Dans mon moment de solitude, il m’est revenu à l’esprit la quête de Jean Muhuv Amrouche qui écrivait et décrivait son mal profond : « Je sais bien où m’attends Jugurtha : il est partout présent, partout insaisissable ; il n’affirme jamais mieux qui il est que lorsqu’il se dérobe. Il prend toujours le visage d’autrui, mimant à la perfection son langage et ses mœurs ; mais tout à coup les masques les mieux ajustés tombent, et nous voici affrontés au masque premier : le visage nu de Jugurtha ; inquiet, aigu, désespérant. C’est à lui que vous avez affaire : il y a dix-huit millions de Jugurtha, … ».
C’était l’homme Kabyle, Chrétiens, forgé par les humanismes français, qui se débattait de toutes ses forces contre les atrocités de la colonisation. Intellectuel, homme de lettres, poète essayiste, analyste dont les grandes figures françaises tels Paul Claudel, André Gide, François Mauriac ont cherché l’amitié, homme qui avait attiré le respect et l’estime du Général De Gaulle lui-même, lui qui a été un intermédiaire distingué entre le pouvoir français et le FLN puis le GPRA a choisi à l’instar d’Albert Camus sa mère. Rien n’est venu émousser la profondeur de son attachement à ses racines et l’exigence de la validité de ses origines.

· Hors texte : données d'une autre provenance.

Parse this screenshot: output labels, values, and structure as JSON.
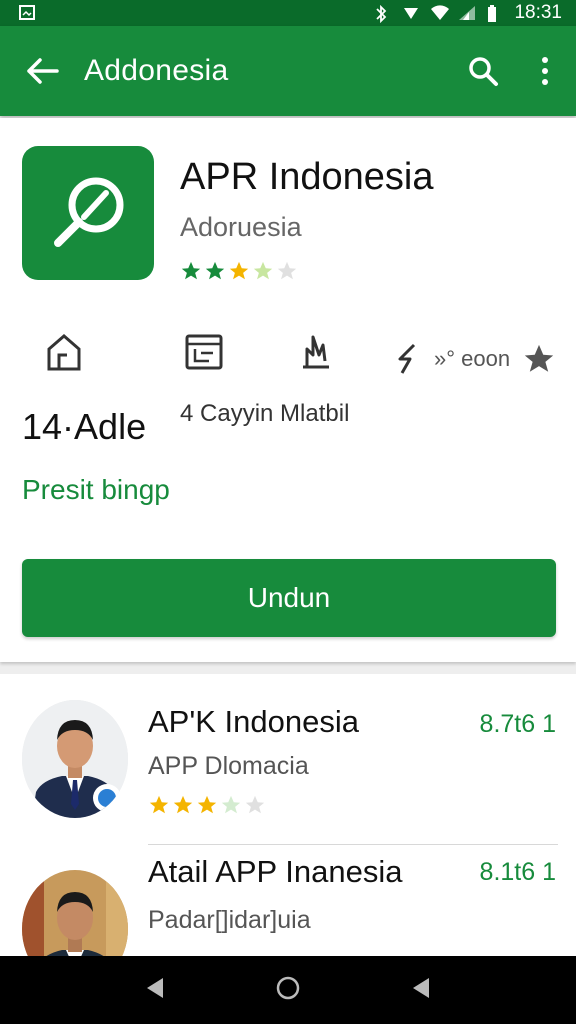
{
  "status_bar": {
    "time": "18:31"
  },
  "app_bar": {
    "title": "Addonesia"
  },
  "app": {
    "name": "APR Indonesia",
    "developer": "Adoruesia",
    "rating_stars": 3.5,
    "stats": {
      "size_value": "14·Adle",
      "installs_text": "4 Cayyin Mlatbil",
      "rating_label": "»° eoon"
    },
    "link": "Presit bingp",
    "install_label": "Undun"
  },
  "colors": {
    "primary": "#178b3c",
    "primary_dark": "#0a6b2a",
    "star": "#f4b400",
    "star_green": "#178b3c"
  },
  "list": [
    {
      "title": "AP'K Indonesia",
      "subtitle": "APP Dlomacia",
      "rating": "8.7t6 1",
      "stars": 3
    },
    {
      "title": "Atail APP Inanesia",
      "subtitle": "Padar[]idar]uia",
      "rating": "8.1t6 1"
    }
  ]
}
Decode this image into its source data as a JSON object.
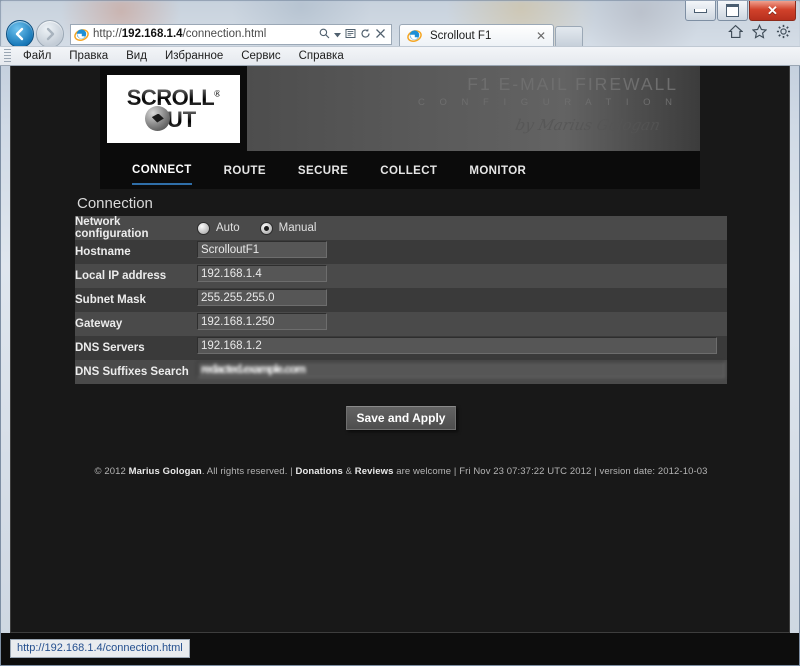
{
  "window": {
    "controls": {
      "minimize": "Minimize",
      "maximize": "Maximize",
      "close": "Close"
    }
  },
  "browser": {
    "back_label": "←",
    "forward_label": "→",
    "address": {
      "prefix": "http://",
      "host": "192.168.1.4",
      "path": "/connection.html",
      "full": "http://192.168.1.4/connection.html"
    },
    "address_icons": {
      "search": "search-dropdown",
      "compat": "compatibility-view",
      "refresh": "⟳",
      "stop": "✕"
    },
    "tab": {
      "title": "Scrollout F1",
      "close": "✕"
    },
    "tools": {
      "home": "⌂",
      "favorites": "☆",
      "settings": "⚙"
    },
    "menu": [
      "Файл",
      "Правка",
      "Вид",
      "Избранное",
      "Сервис",
      "Справка"
    ],
    "status_url": "http://192.168.1.4/connection.html"
  },
  "site": {
    "logo": {
      "line1": "SCROLL",
      "registered": "®",
      "line2": "UT"
    },
    "header": {
      "title": "F1 E-MAIL FIREWALL",
      "subtitle": "C O N F I G U R A T I O N",
      "signature": "by Marius Gologan"
    },
    "nav": [
      {
        "label": "CONNECT",
        "active": true
      },
      {
        "label": "ROUTE",
        "active": false
      },
      {
        "label": "SECURE",
        "active": false
      },
      {
        "label": "COLLECT",
        "active": false
      },
      {
        "label": "MONITOR",
        "active": false
      }
    ]
  },
  "form": {
    "section_title": "Connection",
    "network_configuration": {
      "label": "Network configuration",
      "options": [
        {
          "label": "Auto",
          "selected": false
        },
        {
          "label": "Manual",
          "selected": true
        }
      ]
    },
    "rows": [
      {
        "label": "Hostname",
        "value": "ScrolloutF1"
      },
      {
        "label": "Local IP address",
        "value": "192.168.1.4"
      },
      {
        "label": "Subnet Mask",
        "value": "255.255.255.0"
      },
      {
        "label": "Gateway",
        "value": "192.168.1.250"
      },
      {
        "label": "DNS Servers",
        "value": "192.168.1.2"
      },
      {
        "label": "DNS Suffixes Search",
        "value": "redacted.example.com"
      }
    ],
    "submit_label": "Save and Apply"
  },
  "footer": {
    "copyright_prefix": "© 2012 ",
    "author": "Marius Gologan",
    "rights": ". All rights reserved. | ",
    "donations": "Donations",
    "amp": " & ",
    "reviews": "Reviews",
    "welcome": " are welcome | ",
    "timestamp": "Fri Nov 23 07:37:22 UTC 2012",
    "separator": " | ",
    "version": "version date: 2012-10-03"
  },
  "colors": {
    "accent": "#2f6ea8",
    "page_bg": "#181818",
    "row_light": "#4a4a4a",
    "row_dark": "#3a3a3a"
  }
}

Moi, j’ai remplacé Jugurtha par ma mère nourricière qui me parle encore et toujours. Je lui dis : « Je sais où tu es, je sais que tu m’attends. Tu es présente en moi, tu habites mon cœur et ma raison. Tout autour de moi, ta voix me harcèle et me parvient de tous les côtés, me mettant en garde contre l’arbitraire, la trahison des faux dévots, contre les opportunismes de tout acabit. Tu me contes ta déchirure quant à l’incroyable dérive d’un régime devenu fou dans un système sclérosant qui a déclaré la guerre à l’expression de l’opinion, à la liberté, qui assigne à l’exil forcé et qui te plonge Ô mère dans une tragique condition. Tu me guides sur le chemin de la liberté et de la libération afin que demain tu puisses enfin me prendre dans tes bras et que je puisse me blottir tout entier en ton sein car je serai sorti du carcan de la déchirure et de l’exil. Nous rassemblerons les parties de notre monde éclaté et nous panserons nos blessures. Tous les deux on criera, on chérira et on écrira à nouveau : Liberté, tu es mon univers.